Question

You drive a car 1500 ft to the east, then 2500 ft to the north. If

the trip took 3.0 minutes, what were the direction and magni￾tude of your average velocity?

Answer 1

final displacement: d = 500√34

avg speed: d/3 ft/min
direction: tanθ = 2500/1500 = 5/3

Answer 2

direction of average velocity is 59 north of east

and magnitude of average velocity is 4.2 m/s

Answer 3

[AI-generated answer — Explain Bot]

To find the direction and magnitude of your average velocity, you need to calculate the displacement and divide it by the total time.

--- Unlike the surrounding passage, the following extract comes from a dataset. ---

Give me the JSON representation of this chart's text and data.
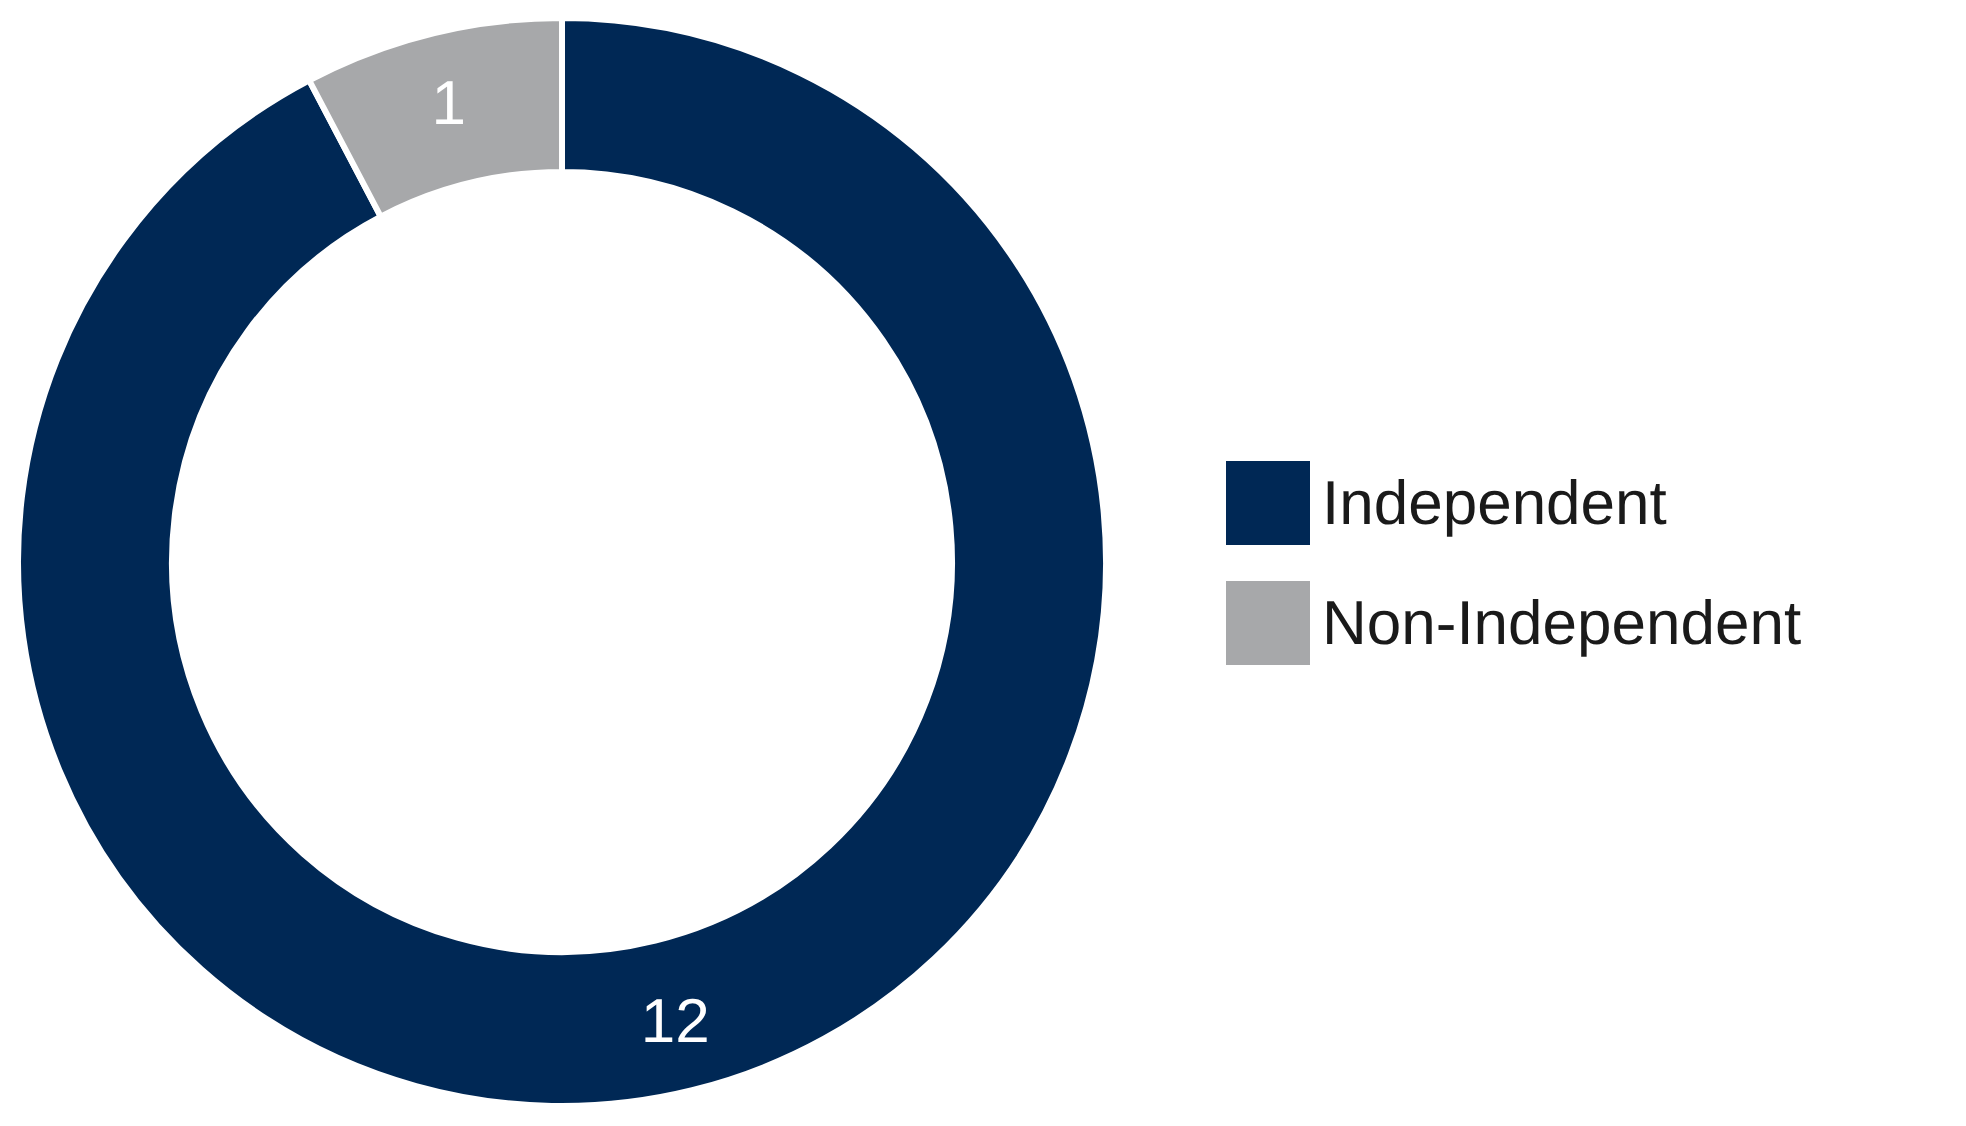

First, let's calculate the displacement. Since you drove 1500 ft to the east and then 2500 ft to the north, you need to find the resultant displacement. We can use the Pythagorean theorem to calculate the magnitude of the displacement:

Displacement (d) = √(1500^2 + 2500^2)

Next, we can calculate the average velocity by dividing the displacement by the total time:

Average Velocity (v) = Displacement (d) / Total Time

Now, let's substitute the values:

Magnitude of Displacement (d) = √(1500^2 + 2500^2)
Total Time = 3.0 minutes

Magnitude of Displacement (d) = √(2250000 + 6250000)
Magnitude of Displacement (d) = √8500000
Magnitude of Displacement (d) ≈ 2915.48 ft

Average Velocity (v) = 2915.48 ft / 3.0 minutes
Average Velocity (v) ≈ 971.83 ft/min

So, your average velocity was approximately 971.83 ft/min.

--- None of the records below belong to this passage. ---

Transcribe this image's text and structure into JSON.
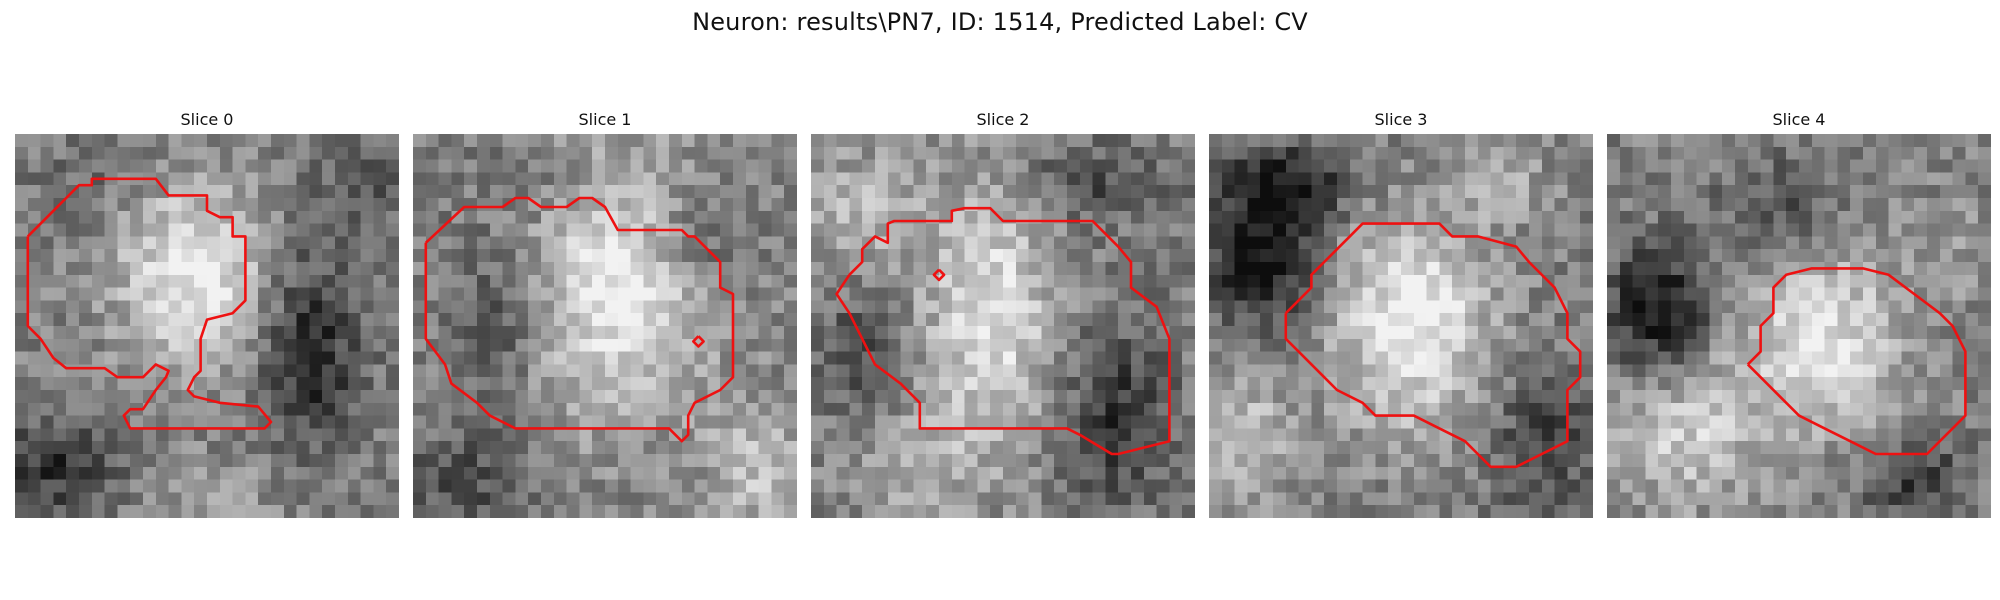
{
  "figure": {
    "title": "Neuron: results\\PN7, ID: 1514, Predicted Label: CV"
  },
  "colors": {
    "contour": "#ee1111"
  },
  "panels": [
    {
      "title": "Slice 0"
    },
    {
      "title": "Slice 1"
    },
    {
      "title": "Slice 2"
    },
    {
      "title": "Slice 3"
    },
    {
      "title": "Slice 4"
    }
  ]
}
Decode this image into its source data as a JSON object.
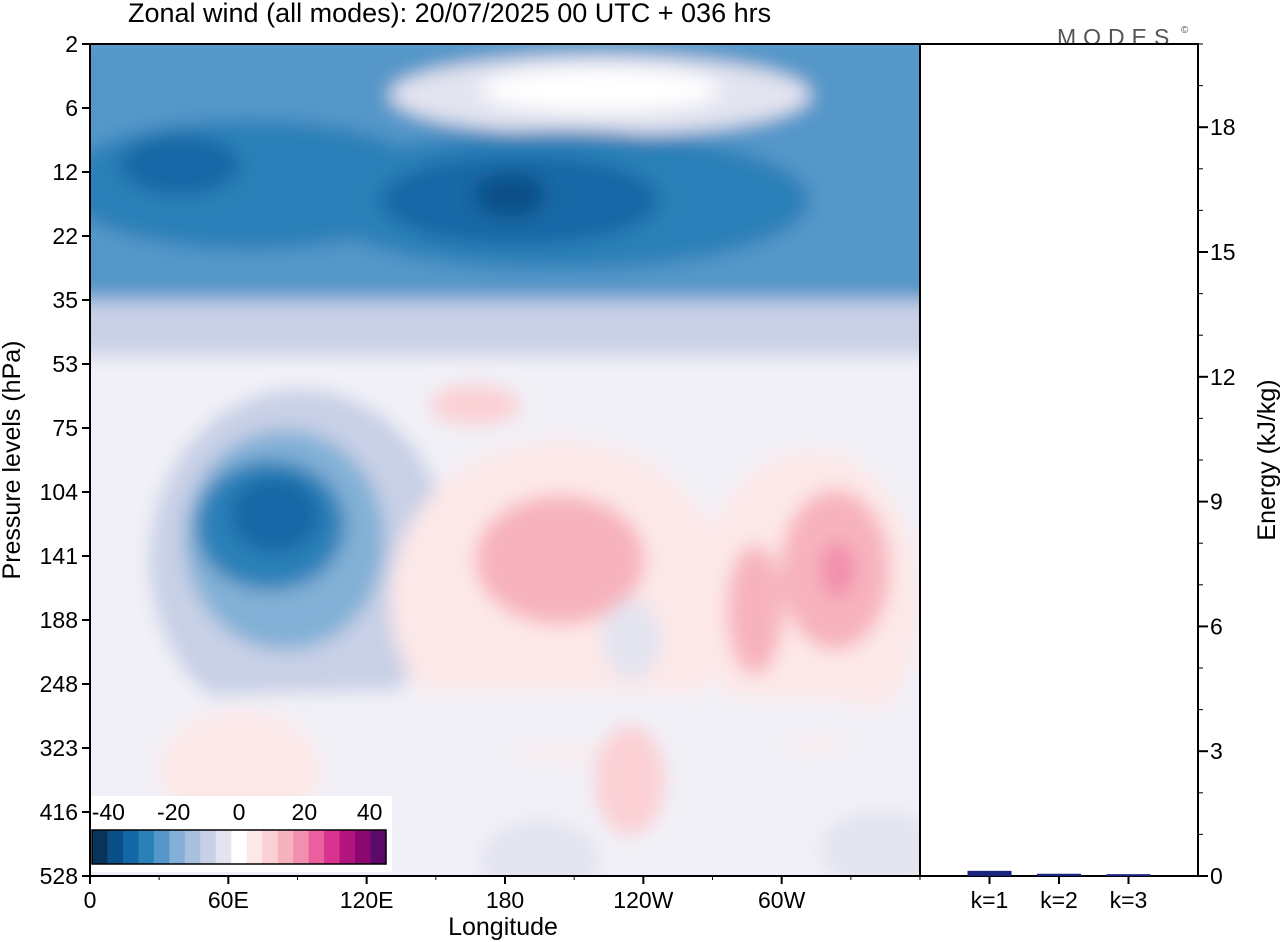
{
  "title": "Zonal wind (all modes):  20/07/2025  00 UTC  + 036 hrs",
  "logo": "MODES",
  "logo_mark": "©",
  "chart_data": [
    {
      "type": "heatmap",
      "xlabel": "Longitude",
      "ylabel": "Pressure levels (hPa)",
      "x_ticks": [
        "0",
        "60E",
        "120E",
        "180",
        "120W",
        "60W"
      ],
      "x_tick_degrees": [
        0,
        60,
        120,
        180,
        240,
        300
      ],
      "xlim_degrees": [
        0,
        360
      ],
      "y_ticks": [
        2,
        6,
        12,
        22,
        35,
        53,
        75,
        104,
        141,
        188,
        248,
        323,
        416,
        528
      ],
      "y_ticks_inverted": true,
      "colorbar": {
        "ticks": [
          -40,
          -20,
          0,
          20,
          40
        ],
        "range": [
          -45,
          45
        ],
        "levels": [
          -45,
          -40,
          -35,
          -30,
          -25,
          -20,
          -15,
          -10,
          -5,
          0,
          5,
          10,
          15,
          20,
          25,
          30,
          35,
          40,
          45
        ],
        "colors": [
          "#08345c",
          "#0b4f88",
          "#1467a6",
          "#2b80b8",
          "#5597c9",
          "#82b0d6",
          "#a8c0de",
          "#c8d0e6",
          "#e3e4f0",
          "#ffffff",
          "#fde8e8",
          "#fbd0d4",
          "#f7b3bd",
          "#f28fae",
          "#ea5f9e",
          "#d8348f",
          "#b3157e",
          "#8a0870",
          "#5c0a6a"
        ]
      }
    },
    {
      "type": "bar",
      "ylabel": "Energy (kJ/kg)",
      "categories": [
        "k=1",
        "k=2",
        "k=3"
      ],
      "values": [
        0.1,
        0.03,
        0.02
      ],
      "ylim": [
        0,
        20
      ],
      "y_ticks": [
        0,
        3,
        6,
        9,
        12,
        15,
        18
      ],
      "bar_color": "#1a237e"
    }
  ]
}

To determine the direction of the average velocity, we need to find the angle with respect to the positive x-axis. We can use trigonometry to calculate this angle:

angle = arctan(2500 / 1500)

angle ≈ 59.04 degrees

Therefore, the direction of your average velocity is approximately 59.04 degrees with respect to the positive x-axis.